This blog post is one I wrote for the SC Writer’s Association, Cola II chapter. It was originally published on the chapter’s website November 27, 2018.
At a recent signing event, another author said to me, “Selling books is hard.” When he walked away, I felt a bit overwhelmed. Would I ever master the marketing skills I need? And then I remembered saying to myself about five years ago, “Will I ever master the skills I need to write a book?”
If you are writer, you know there’s a long list of skills you must have, whether you’re producing a book, short story, or poem. Even if you know how to write a decent sentence, you must learn structure, pacing, and storytelling, to name a few. The list of required writing skills is long, but that isn’t all.
Sometime after my first book was published, I realized that I’m expected to be two, totally different people: an accomplished writer and a marketing genius. On top of that, the skills and behaviors needed to master each role are opposites in many ways. Yen and Yang. How could I become proficient at both?

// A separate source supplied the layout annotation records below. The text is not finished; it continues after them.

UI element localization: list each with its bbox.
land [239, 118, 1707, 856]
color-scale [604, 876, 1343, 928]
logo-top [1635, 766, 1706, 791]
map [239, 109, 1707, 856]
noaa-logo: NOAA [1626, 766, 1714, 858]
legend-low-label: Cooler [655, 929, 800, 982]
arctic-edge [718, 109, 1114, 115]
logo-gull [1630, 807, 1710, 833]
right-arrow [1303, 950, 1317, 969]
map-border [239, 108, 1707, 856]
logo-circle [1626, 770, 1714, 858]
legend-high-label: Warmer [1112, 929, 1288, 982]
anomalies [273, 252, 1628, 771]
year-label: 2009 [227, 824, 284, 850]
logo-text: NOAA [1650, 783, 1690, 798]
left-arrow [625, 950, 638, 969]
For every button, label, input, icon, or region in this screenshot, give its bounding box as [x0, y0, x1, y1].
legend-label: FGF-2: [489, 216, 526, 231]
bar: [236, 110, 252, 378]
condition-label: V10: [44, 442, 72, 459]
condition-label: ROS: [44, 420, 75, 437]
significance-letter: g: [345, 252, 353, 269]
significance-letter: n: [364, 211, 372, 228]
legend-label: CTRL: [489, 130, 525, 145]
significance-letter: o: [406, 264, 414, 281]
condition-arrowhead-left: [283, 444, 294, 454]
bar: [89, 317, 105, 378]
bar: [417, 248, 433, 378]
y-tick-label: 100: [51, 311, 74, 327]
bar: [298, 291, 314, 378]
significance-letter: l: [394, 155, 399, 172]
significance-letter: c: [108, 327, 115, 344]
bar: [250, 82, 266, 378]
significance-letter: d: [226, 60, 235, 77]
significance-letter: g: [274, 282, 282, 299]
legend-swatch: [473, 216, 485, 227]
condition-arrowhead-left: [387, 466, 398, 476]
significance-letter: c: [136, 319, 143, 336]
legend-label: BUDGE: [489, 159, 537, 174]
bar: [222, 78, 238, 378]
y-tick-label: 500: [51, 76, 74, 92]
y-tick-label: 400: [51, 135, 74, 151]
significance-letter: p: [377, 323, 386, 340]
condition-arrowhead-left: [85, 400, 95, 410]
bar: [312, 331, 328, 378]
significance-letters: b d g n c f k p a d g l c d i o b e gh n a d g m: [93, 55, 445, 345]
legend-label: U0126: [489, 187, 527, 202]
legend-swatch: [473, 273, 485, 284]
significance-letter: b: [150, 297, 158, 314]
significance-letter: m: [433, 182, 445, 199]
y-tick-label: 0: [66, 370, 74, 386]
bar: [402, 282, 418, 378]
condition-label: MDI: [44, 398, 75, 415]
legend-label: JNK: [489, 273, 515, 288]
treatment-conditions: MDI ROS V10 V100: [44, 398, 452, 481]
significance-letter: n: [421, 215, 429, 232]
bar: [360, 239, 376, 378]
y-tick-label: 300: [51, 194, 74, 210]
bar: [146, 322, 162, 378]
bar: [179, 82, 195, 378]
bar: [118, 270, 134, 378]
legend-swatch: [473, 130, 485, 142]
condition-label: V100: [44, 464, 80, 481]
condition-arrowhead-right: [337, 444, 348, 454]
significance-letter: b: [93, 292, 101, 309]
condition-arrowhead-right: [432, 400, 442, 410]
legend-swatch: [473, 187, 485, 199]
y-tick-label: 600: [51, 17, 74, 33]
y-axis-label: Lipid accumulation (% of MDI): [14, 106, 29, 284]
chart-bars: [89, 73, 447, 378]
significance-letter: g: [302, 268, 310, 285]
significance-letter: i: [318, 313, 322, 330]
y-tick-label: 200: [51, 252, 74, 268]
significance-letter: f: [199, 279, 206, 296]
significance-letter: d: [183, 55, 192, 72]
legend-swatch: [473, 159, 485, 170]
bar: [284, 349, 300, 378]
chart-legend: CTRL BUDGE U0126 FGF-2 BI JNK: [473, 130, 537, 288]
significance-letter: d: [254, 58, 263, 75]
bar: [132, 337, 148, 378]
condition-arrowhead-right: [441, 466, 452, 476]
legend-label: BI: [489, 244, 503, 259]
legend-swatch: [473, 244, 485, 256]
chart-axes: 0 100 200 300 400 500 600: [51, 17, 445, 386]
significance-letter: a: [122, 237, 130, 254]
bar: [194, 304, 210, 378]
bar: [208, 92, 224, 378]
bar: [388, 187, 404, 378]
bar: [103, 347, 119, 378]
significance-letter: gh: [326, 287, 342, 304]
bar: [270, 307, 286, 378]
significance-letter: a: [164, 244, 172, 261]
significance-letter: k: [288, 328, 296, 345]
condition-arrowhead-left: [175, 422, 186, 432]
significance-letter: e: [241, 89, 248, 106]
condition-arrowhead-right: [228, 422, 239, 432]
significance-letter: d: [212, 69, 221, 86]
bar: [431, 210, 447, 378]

To confront my being-two-people dilemma, I recalled Martin Broadwell’s four stages of learning I had used often in my consulting practice. When I began writing my first novel, I was at the level of “unconscious incompetence”: I didn’t know what I didn’t know. After writing that book for the next three years, I reached the next level of learning: “conscious incompetence.” I was beginning to realize what I didn’t know—and it was scary. As they say, “Ignorance is bliss.”
While writing the next two books, I honed my writing skills through continuous studying and feedback. Now, I’m able to write at the level of “conscious competence.” But while I have the skills, writing is still hard work and requires a lot of mental energy.
But what about becoming the “other” person I mentioned earlier? Could I also become a marketing genius? Even now, I’m still at the lowest level of learning for those skills: unconscious incompetence. Every day, I learn something I didn’t even realize I was supposed to know. Things like learning how to navigate through the behemoth Amazon maze seems like learning to fly a fighter jet. Slowly, I’m beginning to figure out what I don’t know when it comes to marketing books. While I might be approaching conscious incompetence, I’m nowhere near the final level: unconscious competence. Malcolm Gladwell says it takes approximately 10,000 hours of practice to achieve that level of mastery. I may not live long enough to see that day, but one can hope . . . and keep learning.
All of this is to say, yes, you can be two different people with different skills and behaviors. One role may be easier and more natural than the other. You’ll learn those skills quicker. But on a parallel learning track, it may take you a bit longer to acquire the skills and assume the behaviors you need to become the “other” person. That’s okay. Just remember, the learning process is the same: one level at a time.